Le tumulte qui a ébranlé la politique en Argentine ces derniers jours est celui des allégations de violences de l’ancien président Alberto Fernandez (2019-2023) envers son ancienne partenaire. La situation a atteint un nouveau niveau le mercredi 14 août, lorsque l’accusation de l’ancien leader national pour violences et blessures avec circonstances aggravantes a été demandée.
Le parquet fédéral a émis cet acte d’accusation après la plainte portée la semaine dernière par Fabiola Yañez, âgée de 43 ans, contre M. Fernandez, 65 ans, avec qui elle a partagé une décennie de sa vie. À la suite de cette plainte, M. Fernandez est désormais soumis à une interdiction de quitter l’Argentine et de contacter la plaignante.
Dans sa décision, à laquelle l’Agence France-Presse (AFP) a eu accès, le procureur Ramiro Gonzalez estime que les actes « pourraient être classés comme délits de blessures légères et graves, doublés de menaces coercitives ». Il demande notamment à entendre des membres du personnel présidentiel, comme le médecin, le majordome et la secrétaire personnelle de M. Fernandez, ainsi qu’à accéder aux registres des entrées et sorties, aux vidéos et au dossier médical de Fabiola Yañez.
La demande d’inculpation nécessite officiellement la signature du juge responsable du dossier, mais selon une source proche de l’affaire qui s’est confiée à l’AFP, il est peu probable que le juge ne la valide pas.
« Je n’ai jamais levé la main sur une femme », a répliqué l’ancien chef d’Etat argentin.
L’argumentation de la prosecution indique qu’existe un contexte de violence genré, s’appuyant sur une dynamique de puissance déséquilibrée et inégale qui a progressivement grossi, et s’est intensifiée considérablement à la suite de l’élection de Fernandez à la présidence en 2019. Selon la thèse de la poursuite, Alberto Fernandez a eu des comportements criminellement répréhensibles dans ce contexte.
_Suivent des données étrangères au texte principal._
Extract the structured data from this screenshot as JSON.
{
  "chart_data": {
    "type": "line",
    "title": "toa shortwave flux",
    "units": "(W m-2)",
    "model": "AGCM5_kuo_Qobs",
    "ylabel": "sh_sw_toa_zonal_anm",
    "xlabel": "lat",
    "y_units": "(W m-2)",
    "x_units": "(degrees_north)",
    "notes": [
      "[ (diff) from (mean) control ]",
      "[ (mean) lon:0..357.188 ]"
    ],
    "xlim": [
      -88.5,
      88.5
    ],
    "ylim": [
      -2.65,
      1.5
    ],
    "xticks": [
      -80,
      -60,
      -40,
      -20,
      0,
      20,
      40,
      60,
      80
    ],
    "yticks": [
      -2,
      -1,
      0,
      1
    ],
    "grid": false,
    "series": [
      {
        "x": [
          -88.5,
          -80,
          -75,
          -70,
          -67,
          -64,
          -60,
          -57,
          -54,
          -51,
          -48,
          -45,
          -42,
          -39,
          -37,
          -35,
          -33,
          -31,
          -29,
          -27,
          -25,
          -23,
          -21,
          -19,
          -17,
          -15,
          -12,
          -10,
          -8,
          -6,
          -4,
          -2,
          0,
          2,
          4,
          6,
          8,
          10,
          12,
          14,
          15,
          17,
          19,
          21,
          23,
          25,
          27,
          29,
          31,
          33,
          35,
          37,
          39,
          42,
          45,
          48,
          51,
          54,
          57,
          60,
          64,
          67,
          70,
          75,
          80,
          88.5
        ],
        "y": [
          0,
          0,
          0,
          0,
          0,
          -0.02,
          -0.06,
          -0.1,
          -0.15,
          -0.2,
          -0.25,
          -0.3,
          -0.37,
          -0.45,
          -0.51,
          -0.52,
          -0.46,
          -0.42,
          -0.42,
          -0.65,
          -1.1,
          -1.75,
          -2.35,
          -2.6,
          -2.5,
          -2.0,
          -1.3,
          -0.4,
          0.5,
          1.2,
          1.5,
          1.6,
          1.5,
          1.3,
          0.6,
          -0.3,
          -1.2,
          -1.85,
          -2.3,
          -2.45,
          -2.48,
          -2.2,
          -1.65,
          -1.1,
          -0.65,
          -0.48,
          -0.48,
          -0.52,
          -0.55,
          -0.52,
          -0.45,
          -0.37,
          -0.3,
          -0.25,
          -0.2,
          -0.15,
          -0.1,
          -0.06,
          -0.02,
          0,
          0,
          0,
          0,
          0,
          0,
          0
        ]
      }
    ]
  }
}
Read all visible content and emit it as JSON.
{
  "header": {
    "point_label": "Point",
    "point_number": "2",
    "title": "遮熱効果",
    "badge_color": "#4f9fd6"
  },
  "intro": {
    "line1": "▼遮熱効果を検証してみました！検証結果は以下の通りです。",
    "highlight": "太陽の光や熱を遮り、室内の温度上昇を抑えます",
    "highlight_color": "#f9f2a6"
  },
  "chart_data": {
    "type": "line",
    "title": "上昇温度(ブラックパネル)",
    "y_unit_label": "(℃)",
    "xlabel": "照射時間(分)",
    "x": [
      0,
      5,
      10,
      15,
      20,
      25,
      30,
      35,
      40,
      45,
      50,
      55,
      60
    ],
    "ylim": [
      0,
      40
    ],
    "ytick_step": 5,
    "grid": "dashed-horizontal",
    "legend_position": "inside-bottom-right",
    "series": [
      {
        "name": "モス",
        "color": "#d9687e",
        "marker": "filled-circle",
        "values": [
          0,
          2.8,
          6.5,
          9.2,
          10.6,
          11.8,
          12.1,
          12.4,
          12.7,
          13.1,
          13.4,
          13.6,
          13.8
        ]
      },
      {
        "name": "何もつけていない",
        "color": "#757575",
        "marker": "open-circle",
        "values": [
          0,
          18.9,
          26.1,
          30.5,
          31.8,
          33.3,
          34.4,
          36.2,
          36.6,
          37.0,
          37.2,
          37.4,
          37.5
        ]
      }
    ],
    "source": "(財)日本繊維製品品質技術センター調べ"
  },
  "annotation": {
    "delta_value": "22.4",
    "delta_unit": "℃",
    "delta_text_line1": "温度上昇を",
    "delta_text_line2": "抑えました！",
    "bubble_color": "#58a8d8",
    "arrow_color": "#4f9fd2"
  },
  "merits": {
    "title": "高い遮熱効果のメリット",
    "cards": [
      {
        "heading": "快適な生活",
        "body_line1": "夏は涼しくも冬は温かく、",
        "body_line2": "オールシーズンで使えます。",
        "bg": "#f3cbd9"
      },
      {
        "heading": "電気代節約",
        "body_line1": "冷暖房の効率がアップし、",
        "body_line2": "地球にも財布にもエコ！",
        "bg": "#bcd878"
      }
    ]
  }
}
La précédente première dame avait été interrogée mardi suite à sa plainte par un juge de Buenos Aires via visioconférence depuis le consulat argentin à Madrid où elle vit maintenant avec le fils qu’elle a eu en 2022 avec M. Fernandez. Dans une déposition écrite avant cette audience, elle a déclaré que « l’intimidation, l’abus, le mépris, les attaques, les coups » ont été une « constante ». Elle a mentionné des « claques quasi quotidiennes dans une atmosphère de violence verbale ». Son ancien partenaire aurait exercé une « coercition » qui l’a amenée à prendre la « décision terrible d’avorter » en 2016.
M. Fernandez a nié avoir commis quelque violence que ce soit depuis les allégations, en promettant de fournir des « preuves ». « Je n’ai jamais porté de coup à Fabiola Yañez. Je n’ai jamais frappé une femme », a-t-il réitéré dans l’édition de mardi du journal espagnol El Pais, suggérant qu’il aurait aussi été victime de violence verbale dans leur relation. Il a exprimé sa volonté de « laisser la justice se prononcer ».
L’audience très attendue de la secrétaire particulière
La découverte des violences présumées – et quelques photos fuites montrant les contusions de Fabiola Yañez – a créé un scandale en Argentine entraînant un déluge de condamnations politiques de toutes parts.
Le président ultra-conservateur, Javier Milei, n’a pas manqué de critiquer vivement ce qu’il a appelé « l’hypocrisie progressiste » des péronistes (centre-gauche), qui ont été au pouvoir pendant seize des vingt dernières années. Ils se présentent comme les défenseurs des droits des femmes, un domaine dans lequel l’Argentine est leader en Amérique latine. « Fernandez, défenseur du féminisme, qui bat sa femme… », a-t-il moqué mardi sur son compte X.
Ce scandale a jeté une ombre sur le parti péroniste, qui s’est rapidement distancé de M. Fernandez suite à ces accusations. Cependant, une partie de la presse se demande maintenant combien de personnes étaient au courant et ont gardé le silence.
Dans ce climat tendu, l’interrogatoire de Maria Cantero, la secrétaire personnelle de longue date de M. Fernandez, est particulièrement attendu. C’est sur son téléphone, saisi lors d’une autre enquête – relative à des malversations dans des contrats d’assurance – que des photos et des messages échangés avec l’ancienne première dame ont été retrouvés, faisant état de violences conjugales.